Williams Adam R, Moya-Mendez Mary E, Mehta Sachin, Vekstein Andrew, Harrison J Kevin, Milano Carmelo A, Plichta Ryan P, Haney John, Schroder Jacob N, Zwischenberger Brittany, Glower Donald, Gaca Jeffrey G
Division of Cardiothoracic Surgery, Department of Surgery, Duke University Hospital, Durham, NC.
Division of Cardiothoracic Anesthesia, Department of Anesthesia, Duke University Hospital, Durham, NC.
JTCVS Tech. 2023 Aug 7;22:228-236. doi: 10.1016/j.xjtc.2023.07.022. eCollection 2023 Dec.
We developed a hybrid technique for repairing post-myocardial infarction (MI) ventricular septal defect (VSD) that combines infarct exclusion with patch and a nitinol-mesh septal occluder device (SOD) to provide a scaffold to support the damaged septal wall. Here, we compare outcomes of patients with post-MI VSD repaired using patch only or hybrid patch/SOD.
Patients undergoing post-MI VSD repair at our institution from 2013 to 2022 who received patch alone or patch/SOD repair were analyzed. Primary outcome was survival to hospital discharge. Clinical outcomes and echocardiograms were also analyzed.
Over a 9-year period, 24 patients had post-MI VSD repair at our institution with either hybrid patch/SOD (n = 10) or patch only repair (n = 14). VSD size was 18 ± 5.8 mm for patch/SOD and 17 ± 4.6 mm for patch only. In the patch/SOD repair cohort, average size of SOD implant was 23.6 ± 5.6 mm. Mild left ventricular dysfunction was present prerepair and was unchanged postrepair in both groups; however, moderate-to-severe right ventricular (RV) dysfunction was common in both groups before repair. RV function worsened or persisted as severe in 10% of hybrid versus 54% of patch-only patients postrepair. Tricuspid annular systolic excursion and RV:left ventricle diameter ratio, quantitative metrics of RV function, improved after patch/SOD repair. No intraoperative mortality occurred in either group. Postoperative renal, hepatic, and respiratory failure requiring tracheostomy was common in both groups. Survival to hospital discharge in both cohorts was 70%.

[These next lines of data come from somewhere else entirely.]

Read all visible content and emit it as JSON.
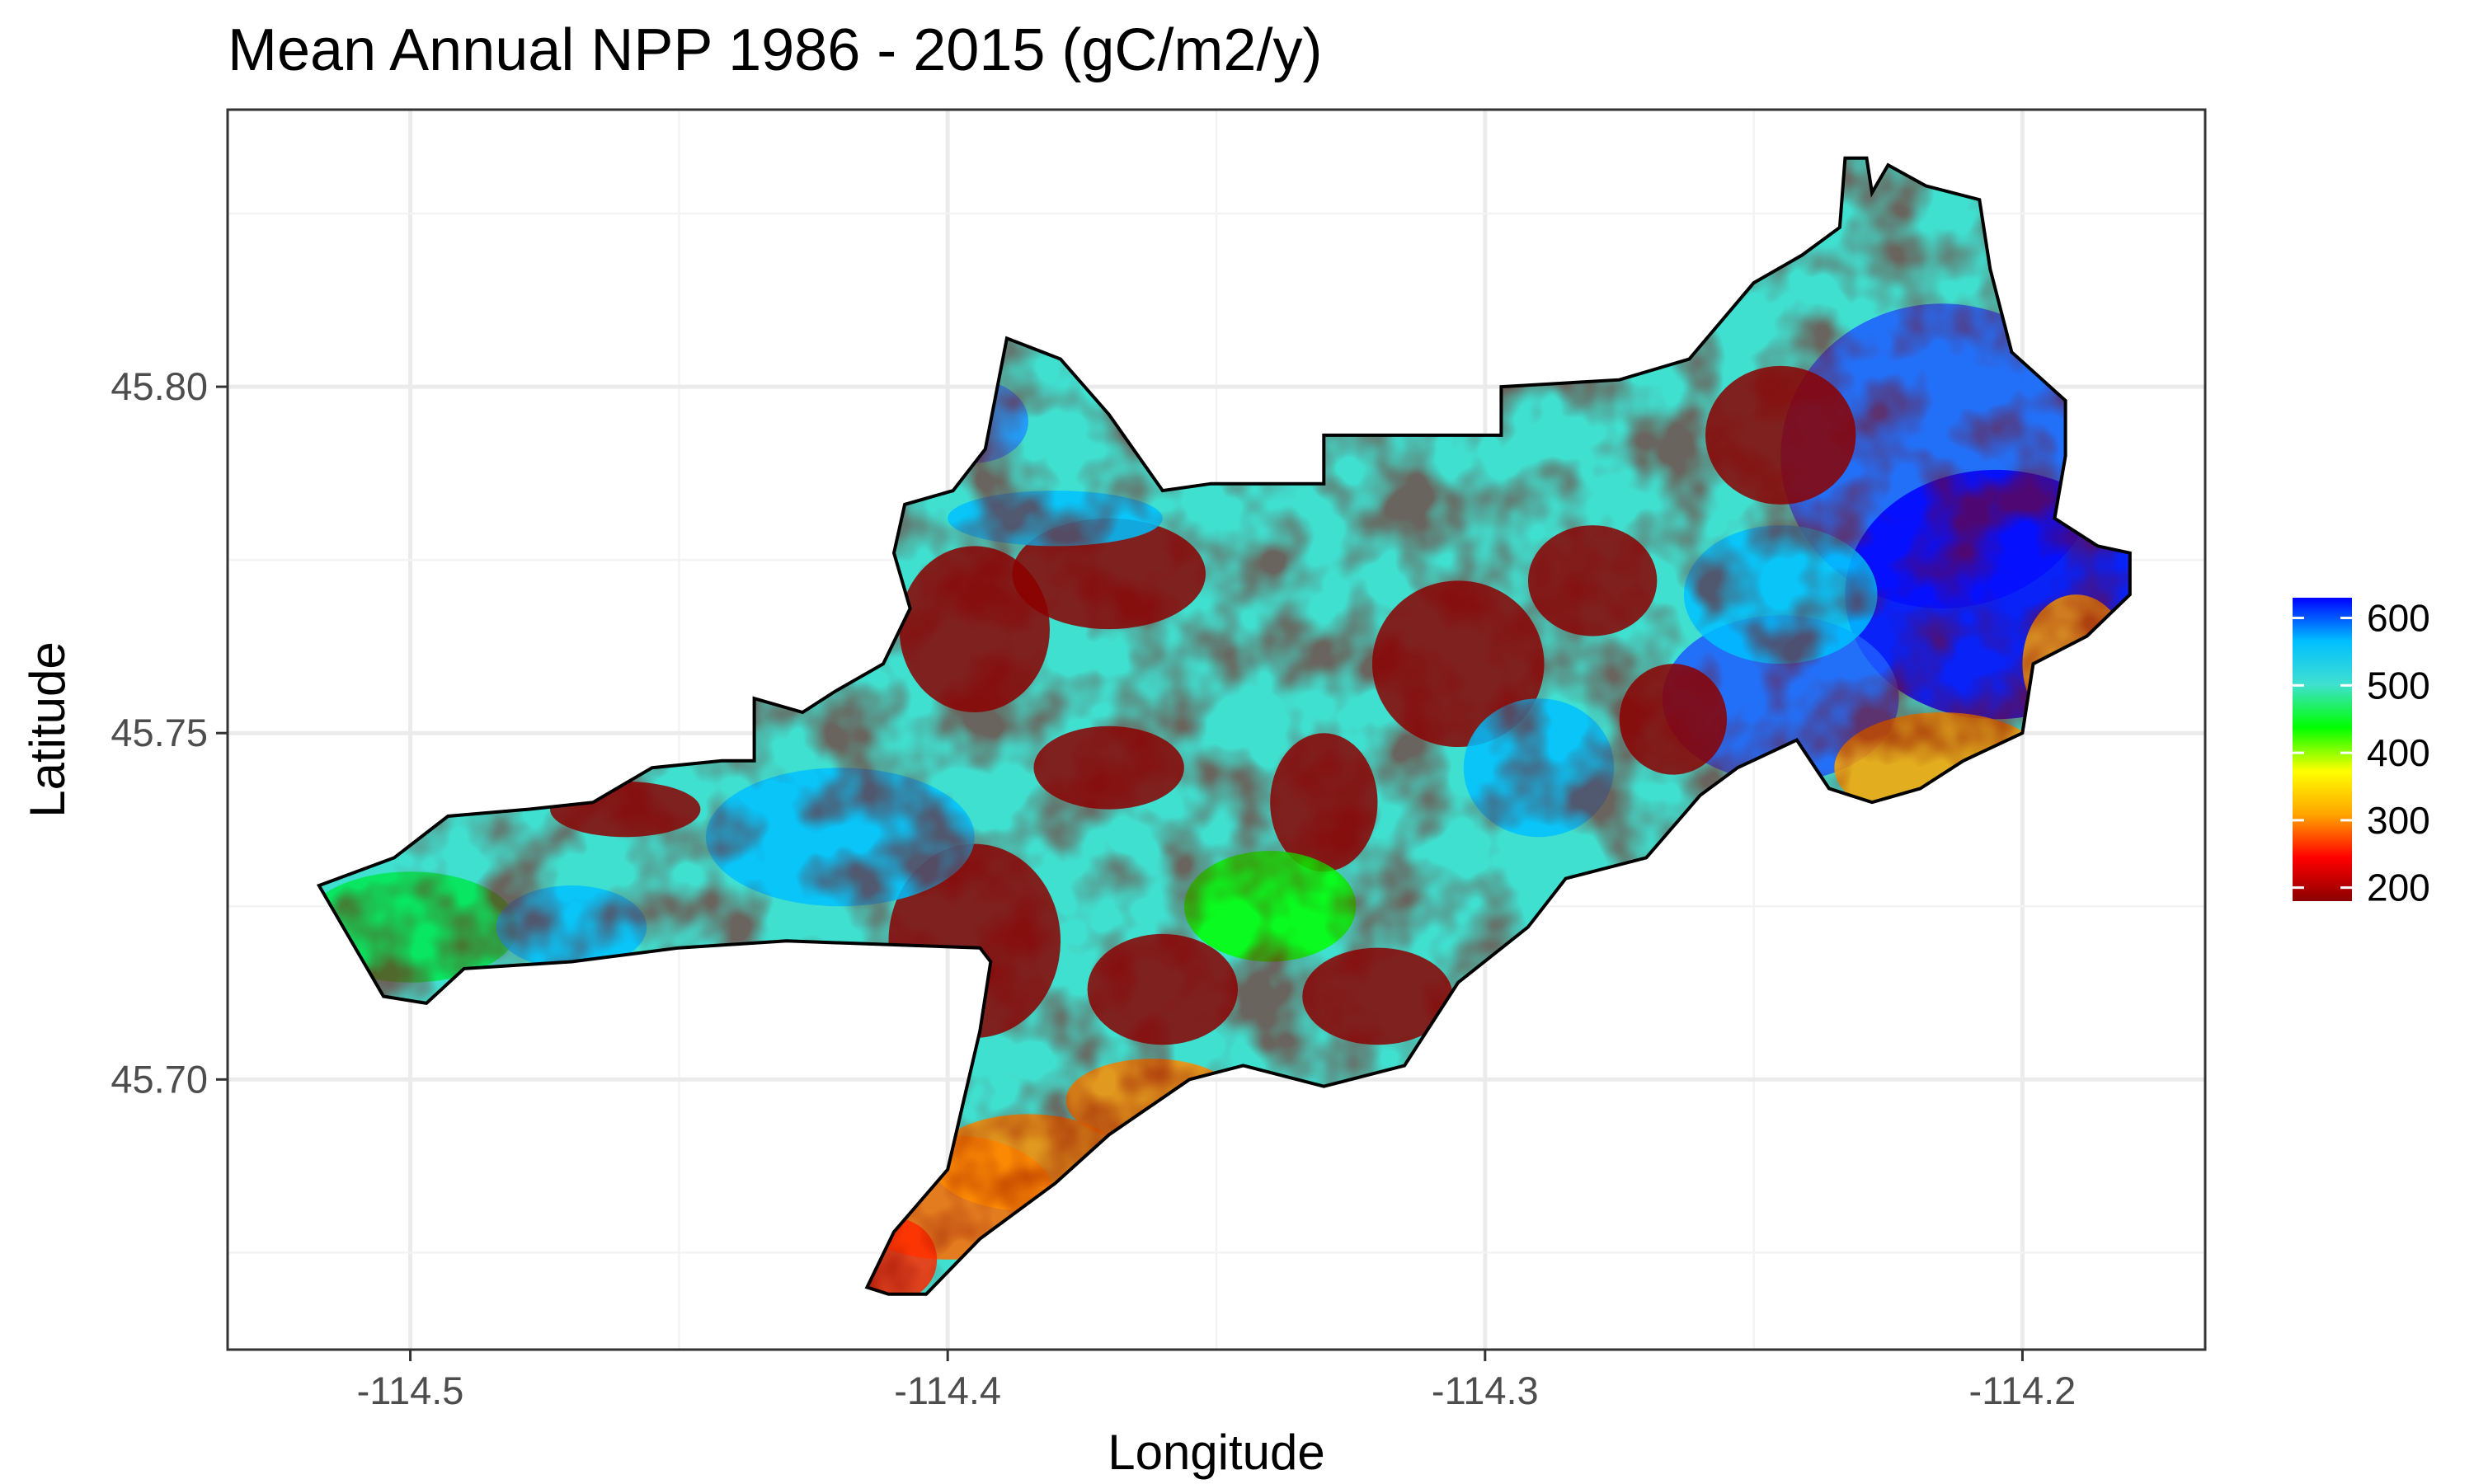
{
  "title": "Mean Annual NPP 1986 - 2015 (gC/m2/y)",
  "x_axis": {
    "label": "Longitude",
    "ticks": [
      "-114.5",
      "-114.4",
      "-114.3",
      "-114.2"
    ]
  },
  "y_axis": {
    "label": "Latitude",
    "ticks": [
      "45.70",
      "45.75",
      "45.80"
    ]
  },
  "legend": {
    "labels": [
      "200",
      "300",
      "400",
      "500",
      "600"
    ],
    "colors": [
      "#8b0000",
      "#ff0000",
      "#ffa500",
      "#ffff00",
      "#00ff00",
      "#40e0d0",
      "#00bfff",
      "#0000ff"
    ]
  },
  "chart_data": {
    "type": "heatmap",
    "title": "Mean Annual NPP 1986 - 2015 (gC/m2/y)",
    "xlabel": "Longitude",
    "ylabel": "Latitude",
    "xlim": [
      -114.534,
      -114.166
    ],
    "ylim": [
      45.661,
      45.84
    ],
    "x_ticks": [
      -114.5,
      -114.4,
      -114.3,
      -114.2
    ],
    "y_ticks": [
      45.7,
      45.75,
      45.8
    ],
    "grid": true,
    "legend_position": "right",
    "color_scale": {
      "min": 180,
      "max": 630,
      "breaks": [
        200,
        300,
        400,
        500,
        600
      ]
    },
    "boundary": [
      [
        -114.517,
        45.728
      ],
      [
        -114.503,
        45.732
      ],
      [
        -114.493,
        45.738
      ],
      [
        -114.478,
        45.739
      ],
      [
        -114.466,
        45.74
      ],
      [
        -114.455,
        45.745
      ],
      [
        -114.442,
        45.746
      ],
      [
        -114.436,
        45.746
      ],
      [
        -114.436,
        45.755
      ],
      [
        -114.427,
        45.753
      ],
      [
        -114.421,
        45.756
      ],
      [
        -114.412,
        45.76
      ],
      [
        -114.407,
        45.768
      ],
      [
        -114.41,
        45.776
      ],
      [
        -114.408,
        45.783
      ],
      [
        -114.399,
        45.785
      ],
      [
        -114.393,
        45.791
      ],
      [
        -114.389,
        45.807
      ],
      [
        -114.379,
        45.804
      ],
      [
        -114.37,
        45.796
      ],
      [
        -114.36,
        45.785
      ],
      [
        -114.351,
        45.786
      ],
      [
        -114.34,
        45.786
      ],
      [
        -114.33,
        45.786
      ],
      [
        -114.33,
        45.793
      ],
      [
        -114.31,
        45.793
      ],
      [
        -114.297,
        45.793
      ],
      [
        -114.297,
        45.8
      ],
      [
        -114.275,
        45.801
      ],
      [
        -114.262,
        45.804
      ],
      [
        -114.25,
        45.815
      ],
      [
        -114.241,
        45.819
      ],
      [
        -114.234,
        45.823
      ],
      [
        -114.233,
        45.833
      ],
      [
        -114.229,
        45.833
      ],
      [
        -114.228,
        45.828
      ],
      [
        -114.225,
        45.832
      ],
      [
        -114.218,
        45.829
      ],
      [
        -114.208,
        45.827
      ],
      [
        -114.206,
        45.817
      ],
      [
        -114.202,
        45.805
      ],
      [
        -114.192,
        45.798
      ],
      [
        -114.192,
        45.79
      ],
      [
        -114.194,
        45.781
      ],
      [
        -114.186,
        45.777
      ],
      [
        -114.18,
        45.776
      ],
      [
        -114.18,
        45.77
      ],
      [
        -114.188,
        45.764
      ],
      [
        -114.198,
        45.76
      ],
      [
        -114.2,
        45.75
      ],
      [
        -114.211,
        45.746
      ],
      [
        -114.219,
        45.742
      ],
      [
        -114.228,
        45.74
      ],
      [
        -114.236,
        45.742
      ],
      [
        -114.242,
        45.749
      ],
      [
        -114.253,
        45.745
      ],
      [
        -114.26,
        45.741
      ],
      [
        -114.27,
        45.732
      ],
      [
        -114.285,
        45.729
      ],
      [
        -114.292,
        45.722
      ],
      [
        -114.305,
        45.714
      ],
      [
        -114.315,
        45.702
      ],
      [
        -114.33,
        45.699
      ],
      [
        -114.345,
        45.702
      ],
      [
        -114.355,
        45.7
      ],
      [
        -114.37,
        45.692
      ],
      [
        -114.38,
        45.685
      ],
      [
        -114.394,
        45.677
      ],
      [
        -114.404,
        45.669
      ],
      [
        -114.411,
        45.669
      ],
      [
        -114.415,
        45.67
      ],
      [
        -114.41,
        45.678
      ],
      [
        -114.4,
        45.687
      ],
      [
        -114.397,
        45.697
      ],
      [
        -114.394,
        45.707
      ],
      [
        -114.392,
        45.717
      ],
      [
        -114.394,
        45.719
      ],
      [
        -114.43,
        45.72
      ],
      [
        -114.45,
        45.719
      ],
      [
        -114.47,
        45.717
      ],
      [
        -114.49,
        45.716
      ],
      [
        -114.497,
        45.711
      ],
      [
        -114.505,
        45.712
      ],
      [
        -114.517,
        45.728
      ]
    ]
  }
}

Post-MI VSD repair with patch/SOD has comparable short-term outcomes with patch alone. Addition of a SOD to patch repair provides a scaffold that may enhance the repair of post-MI VSD with patch exclusion.
我们开发了一种用于修复心肌梗死后(MI)室间隔缺损(VSD)的混合技术,该技术将梗死灶切除术与补片以及镍钛合金网状间隔封堵器(SOD)相结合,以提供一个支架来支撑受损的间隔壁。在此,我们比较仅使用补片或补片/SOD混合修复的MI后VSD患者的结局。
分析了2013年至2022年在我们机构接受MI后VSD修复的患者,这些患者接受了单独补片或补片/SOD修复。主要结局是存活至出院。还分析了临床结局和超声心动图。
在9年期间,我们机构有24例患者接受了MI后VSD修复,其中采用补片/SOD混合修复(n = 10)或仅补片修复(n = 14)。补片/SOD组的VSD大小为18±5.8 mm,仅补片组为17±4.6 mm。在补片/SOD修复队列中,SOD植入物的平均大小为23.6±5.6 mm。两组在修复前均存在轻度左心室功能障碍,修复后无变化;然而,两组在修复前中度至重度右心室(RV)功能障碍均很常见。修复后,10%的混合修复患者与54%的仅补片修复患者的RV功能恶化或持续为重度。补片/SOD修复后,RV功能的定量指标三尖瓣环收缩期位移和RV与左心室直径比有所改善。两组均未发生术中死亡。两组术后均常见需要气管切开术的肾、肝和呼吸衰竭。两个队列的出院存活率均为70%。
补片/SOD修复MI后VSD的短期结局与仅用补片修复相当。在补片修复中添加SOD可提供一个支架,可能会增强通过补片切除术修复MI后VSD的效果。